E&D: Going back to the album, what were the biggest influences on the sound of it?
Tara: There’s a lot of remnants of folk and Hildegard von Bingen and sacred music, then i would say Coil and Alice Coltrane. I think probably a lot of those things that that they might have in common are that they’re expressions of attempts to go into an ascetic or kind of mystical state, unworldly.
Diarmuid: That’s true across the board. At this particular point in history where we actually have an extremely materialistic worldview, and in a way, we don’t have our nominally post religious world. We don’t really have a way of talking much about non material things. So it seems to fall to artists who have that instinct for wanting to deal with the intangible stuff, the numinous things of the world. I think a lot of music is actually about that, some more than others, get into that more mystical, kind of reaching, intuitive, way of doing things. We do it through sound. It could be through sacred music. Folk music has a very particular soulful unworldliness to it. Sometimes it’s like how folk tales almost exist in a parallel world where lessons are and all that kind of thing.
Tara: Things that are just difficult to express in language and in this reality can fly or have a place within an art form, like music. Let’s get back to some of the influences haha!
Diarmuid: I could talk a bit more broadly about it, because we bring certain things to the table when we’re just getting together to talk about stuff. Sometimes, you’ll see something as a kind of guiding star, and then sometimes you just want to just borrow something from someone. I feel like there’s periods in popular music that, for whatever reason, just seems to have been an explosion of imagination and maybe money around to actually fund making very weird and interesting records. I go to the psychedelic era, but particularly in countries that are not the UK and not the US, as fantastic as those scenes were, but amazing things were happening in Sweden, France, Italy, Germany, right across the board, and I think that, for me, it’s massively influential, just to look at how imaginative and how creative and how joyful some of that stuff is. Punk, post-punk, the folk revival in the 60s. You know, these are all wonderful moments, locus points of great humanity, I think.
E&D: Are looking forward to taking this music to the live stage? .
Tara: Definitely, we’re really, really looking forward to that because it’s going to evolve again, which is really exciting.
E&D: Does it feel like an otherworldly experience every time you play the music live?
Diarmuid: Definitely.
Tara: We definitely go to a place and we are aware of doing that, and we make space for that before we even begin.

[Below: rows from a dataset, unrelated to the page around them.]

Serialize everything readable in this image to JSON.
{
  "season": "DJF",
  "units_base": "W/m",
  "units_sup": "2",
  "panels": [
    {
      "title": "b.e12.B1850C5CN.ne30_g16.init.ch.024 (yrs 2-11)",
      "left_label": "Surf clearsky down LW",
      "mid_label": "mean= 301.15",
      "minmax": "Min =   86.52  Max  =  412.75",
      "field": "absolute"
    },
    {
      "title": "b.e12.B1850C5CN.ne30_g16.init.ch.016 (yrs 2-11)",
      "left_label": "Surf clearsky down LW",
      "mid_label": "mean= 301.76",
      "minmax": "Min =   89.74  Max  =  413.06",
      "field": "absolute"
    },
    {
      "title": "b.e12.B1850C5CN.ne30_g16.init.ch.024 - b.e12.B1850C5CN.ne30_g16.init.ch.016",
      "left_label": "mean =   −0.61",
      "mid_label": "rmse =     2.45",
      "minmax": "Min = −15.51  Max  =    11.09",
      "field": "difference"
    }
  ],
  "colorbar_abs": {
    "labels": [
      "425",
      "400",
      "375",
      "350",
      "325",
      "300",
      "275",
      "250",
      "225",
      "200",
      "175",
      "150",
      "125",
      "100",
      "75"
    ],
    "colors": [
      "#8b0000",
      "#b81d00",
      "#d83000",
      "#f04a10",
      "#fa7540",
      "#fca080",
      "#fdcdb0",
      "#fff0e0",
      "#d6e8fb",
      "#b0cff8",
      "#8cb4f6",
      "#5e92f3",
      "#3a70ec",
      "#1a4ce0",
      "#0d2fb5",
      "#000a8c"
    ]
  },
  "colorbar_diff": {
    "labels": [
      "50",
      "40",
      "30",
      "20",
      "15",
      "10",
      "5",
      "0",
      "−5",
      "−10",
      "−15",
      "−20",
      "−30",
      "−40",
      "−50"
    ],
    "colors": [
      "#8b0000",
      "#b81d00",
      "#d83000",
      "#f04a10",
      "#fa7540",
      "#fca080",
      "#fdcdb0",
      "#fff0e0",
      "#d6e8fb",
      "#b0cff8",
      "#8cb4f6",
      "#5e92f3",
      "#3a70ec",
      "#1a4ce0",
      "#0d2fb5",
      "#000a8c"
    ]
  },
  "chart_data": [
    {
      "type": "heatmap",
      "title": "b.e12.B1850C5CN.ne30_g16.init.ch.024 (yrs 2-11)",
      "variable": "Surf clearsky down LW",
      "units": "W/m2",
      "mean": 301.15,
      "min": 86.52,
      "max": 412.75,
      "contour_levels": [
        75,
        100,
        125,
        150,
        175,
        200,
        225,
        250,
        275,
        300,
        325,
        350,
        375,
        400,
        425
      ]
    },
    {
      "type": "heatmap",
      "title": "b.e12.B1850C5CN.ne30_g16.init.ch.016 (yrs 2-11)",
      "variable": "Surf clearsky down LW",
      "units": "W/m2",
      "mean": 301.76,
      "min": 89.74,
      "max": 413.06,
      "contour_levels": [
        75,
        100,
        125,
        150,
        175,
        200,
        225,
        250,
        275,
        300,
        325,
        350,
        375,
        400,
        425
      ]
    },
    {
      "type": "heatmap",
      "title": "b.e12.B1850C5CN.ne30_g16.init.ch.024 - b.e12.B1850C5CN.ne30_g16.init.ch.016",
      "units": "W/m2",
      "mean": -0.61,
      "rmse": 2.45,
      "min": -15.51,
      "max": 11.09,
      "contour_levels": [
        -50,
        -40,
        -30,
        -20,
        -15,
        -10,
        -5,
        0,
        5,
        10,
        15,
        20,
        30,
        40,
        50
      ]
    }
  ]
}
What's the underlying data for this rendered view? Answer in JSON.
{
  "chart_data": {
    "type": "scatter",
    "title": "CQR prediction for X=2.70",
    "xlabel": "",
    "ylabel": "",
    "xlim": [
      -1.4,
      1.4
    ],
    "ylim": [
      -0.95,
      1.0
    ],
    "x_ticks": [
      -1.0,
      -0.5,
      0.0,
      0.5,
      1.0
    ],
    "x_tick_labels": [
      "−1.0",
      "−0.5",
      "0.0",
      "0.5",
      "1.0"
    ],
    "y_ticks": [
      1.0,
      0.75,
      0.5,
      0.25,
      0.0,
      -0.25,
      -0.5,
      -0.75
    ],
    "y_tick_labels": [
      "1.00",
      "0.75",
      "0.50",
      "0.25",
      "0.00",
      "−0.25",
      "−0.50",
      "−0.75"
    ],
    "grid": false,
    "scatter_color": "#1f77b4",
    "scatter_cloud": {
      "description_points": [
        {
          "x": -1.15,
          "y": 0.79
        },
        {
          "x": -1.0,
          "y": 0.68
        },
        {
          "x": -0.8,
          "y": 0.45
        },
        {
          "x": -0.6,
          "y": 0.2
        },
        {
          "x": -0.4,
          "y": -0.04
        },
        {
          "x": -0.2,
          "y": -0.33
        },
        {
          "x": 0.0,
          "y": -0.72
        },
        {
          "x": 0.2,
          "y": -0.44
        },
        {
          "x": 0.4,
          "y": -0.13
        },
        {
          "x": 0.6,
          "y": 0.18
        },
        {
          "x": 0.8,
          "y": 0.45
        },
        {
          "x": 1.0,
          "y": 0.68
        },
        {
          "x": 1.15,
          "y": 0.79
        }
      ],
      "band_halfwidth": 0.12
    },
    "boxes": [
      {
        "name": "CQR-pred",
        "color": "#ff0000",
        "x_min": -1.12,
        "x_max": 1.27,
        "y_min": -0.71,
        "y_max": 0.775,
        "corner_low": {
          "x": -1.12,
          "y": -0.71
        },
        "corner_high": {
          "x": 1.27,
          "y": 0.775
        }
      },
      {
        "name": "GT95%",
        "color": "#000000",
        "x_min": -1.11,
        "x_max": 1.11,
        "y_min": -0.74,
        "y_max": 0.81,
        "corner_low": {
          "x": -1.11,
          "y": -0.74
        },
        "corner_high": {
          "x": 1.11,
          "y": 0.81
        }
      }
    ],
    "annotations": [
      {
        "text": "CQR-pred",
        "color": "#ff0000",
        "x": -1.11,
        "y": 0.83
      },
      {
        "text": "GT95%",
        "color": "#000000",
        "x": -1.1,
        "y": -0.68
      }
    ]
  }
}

E&D: Your upcoming live dates include an appearance at this years Supersonic Festival. Do you feel that the festival is perfect to showcase your music?
Diarmuid: Well, I had the pleasure of attending Supersonic once, and that was a fabulous experience. There’s terrific stuff in the lineup this year, so it’s great company, and I think Supersonic has built up the kind of audience that it makes a lot of sense to put us in front of.
E&D: What else is next for Rún for the rest of this year and going into next, and will that involve that new music at all?
Diarmuid: It’s kind of a wait and see thing. There’s a necessary element that is time to see how things grow and just to work out, really what the next thing is going to be. Basically, we could do album number two right now, but it really would not be the right thing to do as things are, the gigs are going to be super important for this, because we’ve got some things to maybe try out and see how the material that we have, evolves. I think that’s going to tell us really what’s next.